The Pentagon has yet to announce that it has directed recruiting commanders to resume enforcement of “don’t ask don’t tell.”
However, a gay man from Plano who attempted to re-enlist in the Navy on Thursday morning said a local recruiting office was notified during his visit to suspend his application.
John James Coolidge III, who was discharged from the Navy under “don’t ask don’t tell” in 2007, said he spent three hours completing the necessary paperwork to re-enlist in the Reserves. However, about 15 minutes before he left the recruiting office, a call came in from a supervisor.
“Everything right now is on hold for my re-enlistment,” Coolidge told Instant Tea early Thursday afternoon. “Everything all depends on the court right now. … I’ll probably call him the first I hear of anything on Monday and figure out where to go from there.”

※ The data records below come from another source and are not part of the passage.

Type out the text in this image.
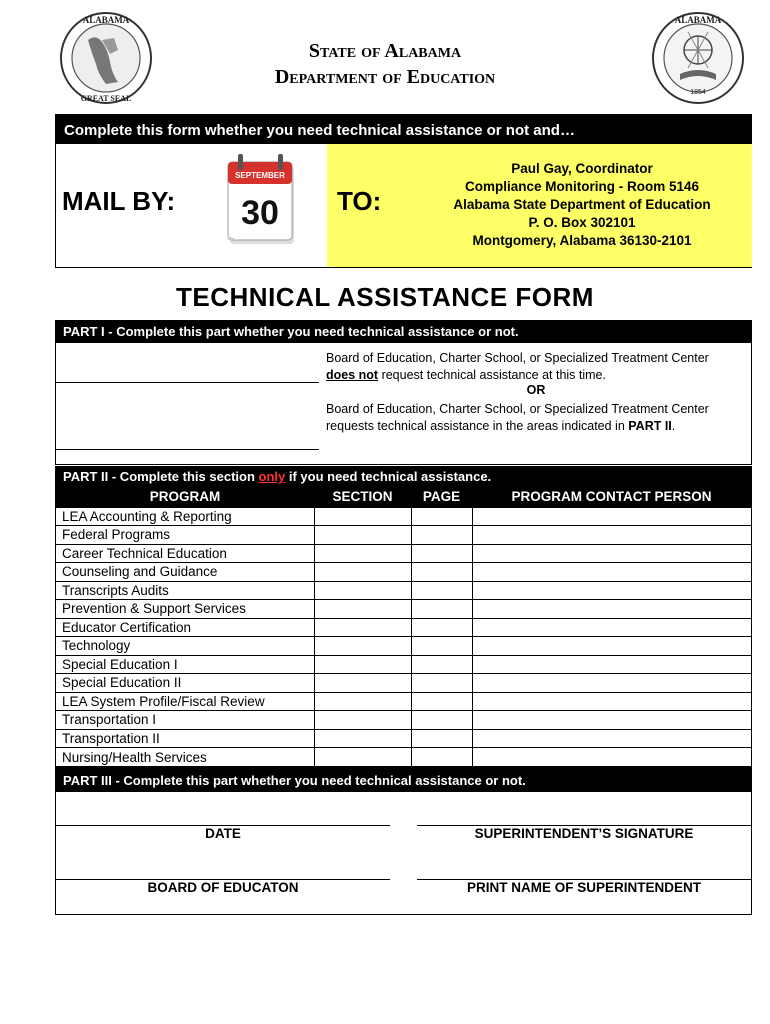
ALABAMA
GREAT SEAL
ALABAMA
1854
State of Alabama
Department of Education
Complete this form whether you need technical assistance or not and…
MAIL BY:
SEPTEMBER
30 TO:
Paul Gay, Coordinator
Compliance Monitoring - Room 5146
Alabama State Department of Education
P. O. Box 302101
Montgomery, Alabama 36130-2101
TECHNICAL ASSISTANCE FORM
PART I - Complete this part whether you need technical assistance or not.
Board of Education, Charter School, or Specialized Treatment Center does not request technical assistance at this time.
OR
Board of Education, Charter School, or Specialized Treatment Center requests technical assistance in the areas indicated in PART II.
PART II - Complete this section only if you need technical assistance.
PROGRAM	SECTION	PAGE	PROGRAM CONTACT PERSON
LEA Accounting & Reporting			
Federal Programs			
Career Technical Education			
Counseling and Guidance			
Transcripts Audits			
Prevention & Support Services			
Educator Certification			
Technology			
Special Education I			
Special Education II			
LEA System Profile/Fiscal Review			
Transportation I			
Transportation II			
Nursing/Health Services			
PART III - Complete this part whether you need technical assistance or not.
DATE	SUPERINTENDENT’S SIGNATURE
BOARD OF EDUCATON	PRINT NAME OF SUPERINTENDENT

On Wednesday, a federal appeals court granted a temporary stay of a district judge’s order halting enforcement of DADT. That means the policy is legally enforceable again. But the Defense Department, which on Tuesday said it had notified recruiting commanders not to enforce the policy, hasn’t publicly announced any follow-up guidance.
The stay will remain in effect until sometime after Oct. 25, when the appeals court decides whether to leave it in place pending an appeal of the district judge’s decision declaring the policy unconstitutional. The appeal is expected to take at least several months.
Coolidge said he called the recruiting office before going there Thursday morning to find out whether Wednesday’s stay had changed anything.
“He said: ‘It’s up to you. As of this moment, we haven’t heard anything different, and we’re still going to process you,’” Coolidge said. “I’m glad that I started the process, and I’m hoping that the courts will side with the lawsuit and uphold the injunction and overturn the policy.”